One option, as Ed Balls has argued, is to introduce a temporary reduction in VAT. That would boost consumer spending, lower inflation, protect retail jobs and increase real wages. When Alistair Darling reduced VAT to 15 per cent during the financial crisis, consumers spent £9bn more than they would otherwise have done. A VAT cut today would be a similarly effective fiscal stimulus. As Boris Johnson wisely observed in his Telegraph column in July, “[I]f we were to cut taxes now, it might be best to start with VAT to get people shopping again.” Osborne’s decision to raise VAT (a measure he described as “permanent”) by 2.5 per cent to an all-time high of 20 per cent automatically knocked 0.3 per cent off annual growth (OBR figures).
Osborne is unlikely to scrap the 50p rate until at least 2013, when the public-sector pay freeze ends. The Chancellor, a keen political strategist, won’t want to hand a tax cut to the richest 1 per cent until he can provide relief elsewhere. But even then there are other political obstacles.

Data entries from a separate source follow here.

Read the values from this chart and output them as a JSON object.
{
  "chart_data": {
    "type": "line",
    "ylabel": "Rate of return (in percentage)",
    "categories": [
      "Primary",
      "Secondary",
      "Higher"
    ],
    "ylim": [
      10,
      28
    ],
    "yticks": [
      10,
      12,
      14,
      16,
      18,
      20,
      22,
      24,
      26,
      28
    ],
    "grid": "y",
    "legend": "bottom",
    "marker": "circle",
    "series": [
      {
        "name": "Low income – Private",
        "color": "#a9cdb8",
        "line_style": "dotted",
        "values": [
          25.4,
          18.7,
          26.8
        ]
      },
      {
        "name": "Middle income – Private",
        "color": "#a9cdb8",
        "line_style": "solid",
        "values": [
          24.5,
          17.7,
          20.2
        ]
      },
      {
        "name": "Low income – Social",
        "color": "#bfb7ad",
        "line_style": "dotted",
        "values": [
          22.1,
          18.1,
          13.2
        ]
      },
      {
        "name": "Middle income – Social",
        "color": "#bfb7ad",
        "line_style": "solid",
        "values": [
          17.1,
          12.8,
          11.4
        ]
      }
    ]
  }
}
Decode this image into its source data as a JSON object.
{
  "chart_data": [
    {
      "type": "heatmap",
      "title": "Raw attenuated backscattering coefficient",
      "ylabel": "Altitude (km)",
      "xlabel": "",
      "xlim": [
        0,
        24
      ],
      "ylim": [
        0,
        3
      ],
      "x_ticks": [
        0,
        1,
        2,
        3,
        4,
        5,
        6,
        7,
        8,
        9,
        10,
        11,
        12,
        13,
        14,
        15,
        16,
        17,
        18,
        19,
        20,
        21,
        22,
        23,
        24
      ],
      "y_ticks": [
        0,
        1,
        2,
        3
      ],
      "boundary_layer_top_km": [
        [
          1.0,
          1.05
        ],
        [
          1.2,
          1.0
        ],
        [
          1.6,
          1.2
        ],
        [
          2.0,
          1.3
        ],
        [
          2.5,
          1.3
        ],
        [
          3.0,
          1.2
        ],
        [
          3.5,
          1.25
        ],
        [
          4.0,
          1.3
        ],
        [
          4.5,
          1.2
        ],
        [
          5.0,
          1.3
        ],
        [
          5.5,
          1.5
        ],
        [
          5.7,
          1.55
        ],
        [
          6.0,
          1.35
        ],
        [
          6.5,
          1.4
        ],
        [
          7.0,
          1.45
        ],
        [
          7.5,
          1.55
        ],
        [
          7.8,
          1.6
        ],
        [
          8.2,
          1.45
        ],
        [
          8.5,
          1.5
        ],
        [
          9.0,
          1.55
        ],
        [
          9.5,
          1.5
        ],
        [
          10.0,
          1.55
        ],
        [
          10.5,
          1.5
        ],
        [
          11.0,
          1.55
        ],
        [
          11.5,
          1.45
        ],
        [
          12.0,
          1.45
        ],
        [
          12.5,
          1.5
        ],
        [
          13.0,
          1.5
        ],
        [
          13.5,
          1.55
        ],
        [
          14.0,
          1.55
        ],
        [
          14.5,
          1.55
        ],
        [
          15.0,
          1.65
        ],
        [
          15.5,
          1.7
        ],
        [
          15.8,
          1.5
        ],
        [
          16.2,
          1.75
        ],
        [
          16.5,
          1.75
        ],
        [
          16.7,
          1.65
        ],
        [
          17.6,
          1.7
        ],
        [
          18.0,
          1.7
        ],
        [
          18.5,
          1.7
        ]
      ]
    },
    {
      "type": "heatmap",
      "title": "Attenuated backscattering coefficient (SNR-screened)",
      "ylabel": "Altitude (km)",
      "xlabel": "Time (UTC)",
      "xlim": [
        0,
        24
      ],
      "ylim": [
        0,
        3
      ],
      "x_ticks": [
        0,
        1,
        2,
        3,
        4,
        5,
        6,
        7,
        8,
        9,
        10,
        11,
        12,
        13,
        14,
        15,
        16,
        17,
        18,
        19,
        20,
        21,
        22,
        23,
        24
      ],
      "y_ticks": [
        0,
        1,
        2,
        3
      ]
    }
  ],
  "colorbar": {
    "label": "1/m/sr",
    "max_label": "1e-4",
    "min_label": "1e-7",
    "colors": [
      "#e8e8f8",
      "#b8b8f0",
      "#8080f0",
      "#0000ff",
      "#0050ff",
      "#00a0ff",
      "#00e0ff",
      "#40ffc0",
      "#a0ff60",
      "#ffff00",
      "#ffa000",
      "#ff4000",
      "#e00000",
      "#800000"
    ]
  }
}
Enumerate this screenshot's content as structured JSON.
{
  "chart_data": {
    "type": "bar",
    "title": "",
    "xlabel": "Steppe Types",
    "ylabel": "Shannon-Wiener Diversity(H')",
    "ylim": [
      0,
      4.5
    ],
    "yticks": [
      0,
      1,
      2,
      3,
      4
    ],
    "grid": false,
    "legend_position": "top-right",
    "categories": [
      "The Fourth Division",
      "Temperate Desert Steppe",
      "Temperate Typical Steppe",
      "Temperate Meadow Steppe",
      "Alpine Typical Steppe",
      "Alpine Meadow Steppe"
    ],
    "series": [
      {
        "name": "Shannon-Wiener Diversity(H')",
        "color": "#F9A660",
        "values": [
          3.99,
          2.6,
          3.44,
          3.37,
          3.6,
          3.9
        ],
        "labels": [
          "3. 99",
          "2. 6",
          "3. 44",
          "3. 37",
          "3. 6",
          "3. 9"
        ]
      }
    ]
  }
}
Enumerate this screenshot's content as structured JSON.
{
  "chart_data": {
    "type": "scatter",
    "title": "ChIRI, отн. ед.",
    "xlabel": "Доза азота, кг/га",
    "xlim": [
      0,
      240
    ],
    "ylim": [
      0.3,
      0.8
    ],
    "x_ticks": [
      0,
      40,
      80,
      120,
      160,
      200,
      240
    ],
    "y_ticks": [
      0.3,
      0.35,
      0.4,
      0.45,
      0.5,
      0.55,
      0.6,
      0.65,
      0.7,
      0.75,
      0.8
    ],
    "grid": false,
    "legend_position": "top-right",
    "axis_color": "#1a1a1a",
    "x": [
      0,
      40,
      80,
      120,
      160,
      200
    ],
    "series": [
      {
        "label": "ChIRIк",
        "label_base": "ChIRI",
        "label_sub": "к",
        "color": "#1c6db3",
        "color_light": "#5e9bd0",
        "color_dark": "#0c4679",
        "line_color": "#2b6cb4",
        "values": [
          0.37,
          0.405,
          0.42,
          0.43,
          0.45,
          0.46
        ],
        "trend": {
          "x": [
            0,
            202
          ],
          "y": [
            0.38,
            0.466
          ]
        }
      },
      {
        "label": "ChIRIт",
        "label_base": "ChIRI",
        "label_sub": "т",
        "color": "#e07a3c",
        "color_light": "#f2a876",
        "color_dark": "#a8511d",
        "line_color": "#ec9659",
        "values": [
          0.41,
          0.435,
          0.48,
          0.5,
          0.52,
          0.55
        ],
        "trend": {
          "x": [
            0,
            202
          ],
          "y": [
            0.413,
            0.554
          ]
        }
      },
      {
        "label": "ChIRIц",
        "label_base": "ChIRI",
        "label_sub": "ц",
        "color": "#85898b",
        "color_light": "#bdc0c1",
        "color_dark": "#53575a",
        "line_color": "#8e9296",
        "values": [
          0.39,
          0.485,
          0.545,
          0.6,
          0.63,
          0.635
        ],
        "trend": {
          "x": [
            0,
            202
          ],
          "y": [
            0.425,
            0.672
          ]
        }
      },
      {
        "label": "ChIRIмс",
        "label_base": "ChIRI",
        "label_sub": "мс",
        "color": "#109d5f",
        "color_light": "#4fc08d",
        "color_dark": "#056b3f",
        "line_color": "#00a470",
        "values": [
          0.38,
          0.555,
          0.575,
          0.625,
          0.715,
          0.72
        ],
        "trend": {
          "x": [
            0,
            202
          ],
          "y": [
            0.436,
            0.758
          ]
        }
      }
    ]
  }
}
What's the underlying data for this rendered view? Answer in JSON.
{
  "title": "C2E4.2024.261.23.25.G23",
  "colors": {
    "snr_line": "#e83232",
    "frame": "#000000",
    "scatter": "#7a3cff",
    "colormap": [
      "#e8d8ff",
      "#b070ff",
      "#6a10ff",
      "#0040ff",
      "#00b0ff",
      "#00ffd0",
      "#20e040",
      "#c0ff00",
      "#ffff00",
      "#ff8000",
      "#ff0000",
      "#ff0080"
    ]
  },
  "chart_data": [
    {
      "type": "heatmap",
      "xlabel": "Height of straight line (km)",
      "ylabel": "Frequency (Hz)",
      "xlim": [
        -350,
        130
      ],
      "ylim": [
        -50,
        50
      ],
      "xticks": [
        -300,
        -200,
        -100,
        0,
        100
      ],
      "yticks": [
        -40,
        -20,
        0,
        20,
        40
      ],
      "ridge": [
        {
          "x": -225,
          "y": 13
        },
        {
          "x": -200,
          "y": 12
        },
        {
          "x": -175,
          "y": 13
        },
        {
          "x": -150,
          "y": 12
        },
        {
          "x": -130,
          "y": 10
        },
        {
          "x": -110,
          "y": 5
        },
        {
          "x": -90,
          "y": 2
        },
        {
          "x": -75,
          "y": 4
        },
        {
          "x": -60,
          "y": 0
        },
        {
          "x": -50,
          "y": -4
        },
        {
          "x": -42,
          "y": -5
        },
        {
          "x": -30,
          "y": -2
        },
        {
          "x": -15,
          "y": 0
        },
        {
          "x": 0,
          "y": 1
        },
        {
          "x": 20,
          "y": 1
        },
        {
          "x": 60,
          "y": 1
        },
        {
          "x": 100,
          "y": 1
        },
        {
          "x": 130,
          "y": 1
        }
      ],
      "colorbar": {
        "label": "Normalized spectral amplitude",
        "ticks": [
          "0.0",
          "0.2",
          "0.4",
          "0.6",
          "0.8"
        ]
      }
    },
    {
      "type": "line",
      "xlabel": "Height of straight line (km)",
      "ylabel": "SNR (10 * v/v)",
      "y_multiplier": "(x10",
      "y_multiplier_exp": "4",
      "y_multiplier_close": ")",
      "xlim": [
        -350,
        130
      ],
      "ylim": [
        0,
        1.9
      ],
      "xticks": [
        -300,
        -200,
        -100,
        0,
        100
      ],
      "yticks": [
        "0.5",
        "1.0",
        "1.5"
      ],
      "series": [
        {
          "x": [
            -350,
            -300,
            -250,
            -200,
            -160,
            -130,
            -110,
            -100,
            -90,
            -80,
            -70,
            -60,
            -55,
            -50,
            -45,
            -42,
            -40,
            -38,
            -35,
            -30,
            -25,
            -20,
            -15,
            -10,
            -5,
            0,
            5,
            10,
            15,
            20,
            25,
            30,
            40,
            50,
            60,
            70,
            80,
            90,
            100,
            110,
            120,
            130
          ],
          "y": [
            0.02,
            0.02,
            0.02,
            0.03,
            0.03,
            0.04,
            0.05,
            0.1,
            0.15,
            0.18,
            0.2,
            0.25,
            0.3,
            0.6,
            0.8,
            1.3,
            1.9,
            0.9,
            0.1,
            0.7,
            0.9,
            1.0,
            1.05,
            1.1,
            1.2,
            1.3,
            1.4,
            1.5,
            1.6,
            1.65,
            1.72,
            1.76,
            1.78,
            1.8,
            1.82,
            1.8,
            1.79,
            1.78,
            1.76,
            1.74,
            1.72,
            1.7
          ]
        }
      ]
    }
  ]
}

The Lib Dems are rightly insisting that the 50p rate, if abolished, must be replaced with a range of new property taxes, perhaps including a version of Vince Cable’s “mansion tax”. Some on the right are also beginning to recognise the case for greater taxation of wealth. Even Osborne, in his Budget speech, promised to look at “the taxation of very high value property”.
But if growth is his priority, there is no doubt that the tax Osborne needs to reduce is not the 50p rate but VAT.